I applaud the work of UK trade and industry in encouraging more of our small and medium-sized businesses to focus on exports, and particularly in shifting focus to emerging markets. In regard to overseas trade, we should, of course, maintain our connection with America and Europe but we need to look for opportunities in India, China, Brazil and the Middle East; in fact, in every part of the world. We could do more to trade with the Commonwealth countries. We, of course, have a historic connection with the Commonwealth, which is indeed an advantage. The Chancellor announced yesterday that UK Export Finance will be expanded. This is all extremely welcome.

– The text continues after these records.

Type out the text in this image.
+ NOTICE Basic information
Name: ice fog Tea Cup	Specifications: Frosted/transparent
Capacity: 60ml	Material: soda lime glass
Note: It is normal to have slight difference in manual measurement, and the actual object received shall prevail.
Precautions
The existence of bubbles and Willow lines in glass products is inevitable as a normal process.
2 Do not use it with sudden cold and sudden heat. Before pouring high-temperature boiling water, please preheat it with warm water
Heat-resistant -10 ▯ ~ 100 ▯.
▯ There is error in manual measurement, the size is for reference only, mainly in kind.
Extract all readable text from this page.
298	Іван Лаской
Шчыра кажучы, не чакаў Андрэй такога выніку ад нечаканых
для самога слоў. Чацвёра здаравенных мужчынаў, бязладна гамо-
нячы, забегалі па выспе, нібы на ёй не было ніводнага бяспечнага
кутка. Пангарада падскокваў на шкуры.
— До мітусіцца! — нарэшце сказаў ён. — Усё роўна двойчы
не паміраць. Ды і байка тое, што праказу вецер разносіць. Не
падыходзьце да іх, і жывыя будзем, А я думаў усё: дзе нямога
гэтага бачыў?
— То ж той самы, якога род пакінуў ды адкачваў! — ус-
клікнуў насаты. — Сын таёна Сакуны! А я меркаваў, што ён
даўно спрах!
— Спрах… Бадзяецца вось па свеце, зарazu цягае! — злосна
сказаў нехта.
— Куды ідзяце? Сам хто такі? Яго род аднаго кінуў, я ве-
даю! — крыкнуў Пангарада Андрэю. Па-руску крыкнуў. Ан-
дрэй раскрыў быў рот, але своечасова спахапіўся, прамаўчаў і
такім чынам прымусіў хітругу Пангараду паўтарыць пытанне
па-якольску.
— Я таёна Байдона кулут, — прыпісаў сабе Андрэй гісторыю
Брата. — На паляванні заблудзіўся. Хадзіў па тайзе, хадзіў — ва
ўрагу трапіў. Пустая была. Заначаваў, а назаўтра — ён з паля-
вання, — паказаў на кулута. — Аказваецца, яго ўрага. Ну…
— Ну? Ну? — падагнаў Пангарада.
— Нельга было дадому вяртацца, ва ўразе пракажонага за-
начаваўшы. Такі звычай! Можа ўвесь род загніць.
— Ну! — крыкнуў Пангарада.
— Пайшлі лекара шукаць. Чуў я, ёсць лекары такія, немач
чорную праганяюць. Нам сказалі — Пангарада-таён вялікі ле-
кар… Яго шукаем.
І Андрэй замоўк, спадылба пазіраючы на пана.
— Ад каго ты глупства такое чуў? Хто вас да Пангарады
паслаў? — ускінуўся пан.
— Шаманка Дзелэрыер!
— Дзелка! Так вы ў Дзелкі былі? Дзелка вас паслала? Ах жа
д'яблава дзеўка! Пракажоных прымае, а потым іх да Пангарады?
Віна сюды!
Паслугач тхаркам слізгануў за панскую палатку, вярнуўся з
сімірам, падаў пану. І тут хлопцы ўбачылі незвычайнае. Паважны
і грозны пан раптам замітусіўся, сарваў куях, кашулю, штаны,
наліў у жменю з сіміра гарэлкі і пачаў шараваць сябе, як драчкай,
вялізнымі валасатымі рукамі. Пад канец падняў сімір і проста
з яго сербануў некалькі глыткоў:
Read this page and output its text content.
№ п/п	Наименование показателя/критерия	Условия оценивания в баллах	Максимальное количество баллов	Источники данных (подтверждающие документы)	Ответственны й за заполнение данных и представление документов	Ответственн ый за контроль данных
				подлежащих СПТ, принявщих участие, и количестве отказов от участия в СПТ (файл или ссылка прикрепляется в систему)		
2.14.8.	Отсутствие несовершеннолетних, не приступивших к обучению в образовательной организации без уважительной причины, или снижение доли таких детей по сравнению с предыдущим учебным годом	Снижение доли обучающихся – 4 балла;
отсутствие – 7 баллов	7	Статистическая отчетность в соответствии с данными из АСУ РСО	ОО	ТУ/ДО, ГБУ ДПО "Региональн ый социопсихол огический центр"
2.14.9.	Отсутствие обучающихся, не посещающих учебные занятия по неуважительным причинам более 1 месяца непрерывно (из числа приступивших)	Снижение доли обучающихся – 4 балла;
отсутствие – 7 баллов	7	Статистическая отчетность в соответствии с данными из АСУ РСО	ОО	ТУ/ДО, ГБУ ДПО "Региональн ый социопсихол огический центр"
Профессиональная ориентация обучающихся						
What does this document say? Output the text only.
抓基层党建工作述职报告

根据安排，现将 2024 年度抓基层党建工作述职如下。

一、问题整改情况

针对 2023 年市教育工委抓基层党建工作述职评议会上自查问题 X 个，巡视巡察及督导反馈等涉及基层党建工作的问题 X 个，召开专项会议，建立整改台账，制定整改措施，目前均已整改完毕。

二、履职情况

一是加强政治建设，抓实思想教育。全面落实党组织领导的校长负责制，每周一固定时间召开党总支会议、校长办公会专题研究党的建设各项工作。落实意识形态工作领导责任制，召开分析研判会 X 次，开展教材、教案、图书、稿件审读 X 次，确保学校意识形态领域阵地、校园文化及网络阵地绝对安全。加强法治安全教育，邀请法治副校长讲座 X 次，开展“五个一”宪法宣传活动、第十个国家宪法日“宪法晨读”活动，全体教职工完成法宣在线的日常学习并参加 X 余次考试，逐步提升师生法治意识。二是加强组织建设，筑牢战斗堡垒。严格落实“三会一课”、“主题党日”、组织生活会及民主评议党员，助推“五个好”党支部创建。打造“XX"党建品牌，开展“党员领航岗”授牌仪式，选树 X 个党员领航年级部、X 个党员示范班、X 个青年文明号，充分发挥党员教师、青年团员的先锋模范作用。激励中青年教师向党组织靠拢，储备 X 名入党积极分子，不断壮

It is important that we clamp down on tax avoidance and tax evasion. No one can fail to have been impressed by the energy with which the Government have taken forward this effort since May 2010. It is to be welcomed that the Chancellor has given additional impetus to this effort in the Budget. People have a right to know how their money is collected and spent. The concept of personal tax statements seems very simple, and might beg the question why we have not made them available sooner. However, if we are truly to engage effectively with the public on public spending choices, these statements are a useful tool.

It is also good to see both the Foreign Secretary and the Business Secretary working with UK Trade & Industry. I hope that this paves the way for greater co-operation between these and other government departments. I believe that if we are truly to realise our potential in identifying key markets and developing and promoting our products overseas, we must consider even more long-term joined-up thinking between those in the Foreign Office, the Department for Business and the Department for International Development. I, of course, welcome the fact that the Government have made headway on this. One of the most effective means of promotion will come from the networking and coverage provided by international trade missions. We should organise more trade missions to overseas countries. I am pleased that recently I was able to assist in arranging a trade mission. We provide aid to foreign countries but we must consider giving more financial assistance to properly organised trade missions. Aid and trade can go hand in hand. In addition, our ambassadors and high commissioners overseas could play a more significant role in this respect.

Two years ago, this Government inherited one of the biggest budget deficits in the G20. Times since then have been turbulent and have involved taking a number of difficult and sometimes controversial decisions. Let us be under no impression that there are any quick fixes, but yesterday our Chancellor delivered a Budget Statement that will ensure we continue on our road to recovery and uphold the United Kingdom as a fair, attractive and prosperous place in which to invest. We have already had a positive reaction from GlaxoSmithKline, which has announced that the company will invest £500 million in new manufacturing facilities, creating 1,000 new jobs. I would like to conclude by saying that we are indeed on a road to recovery.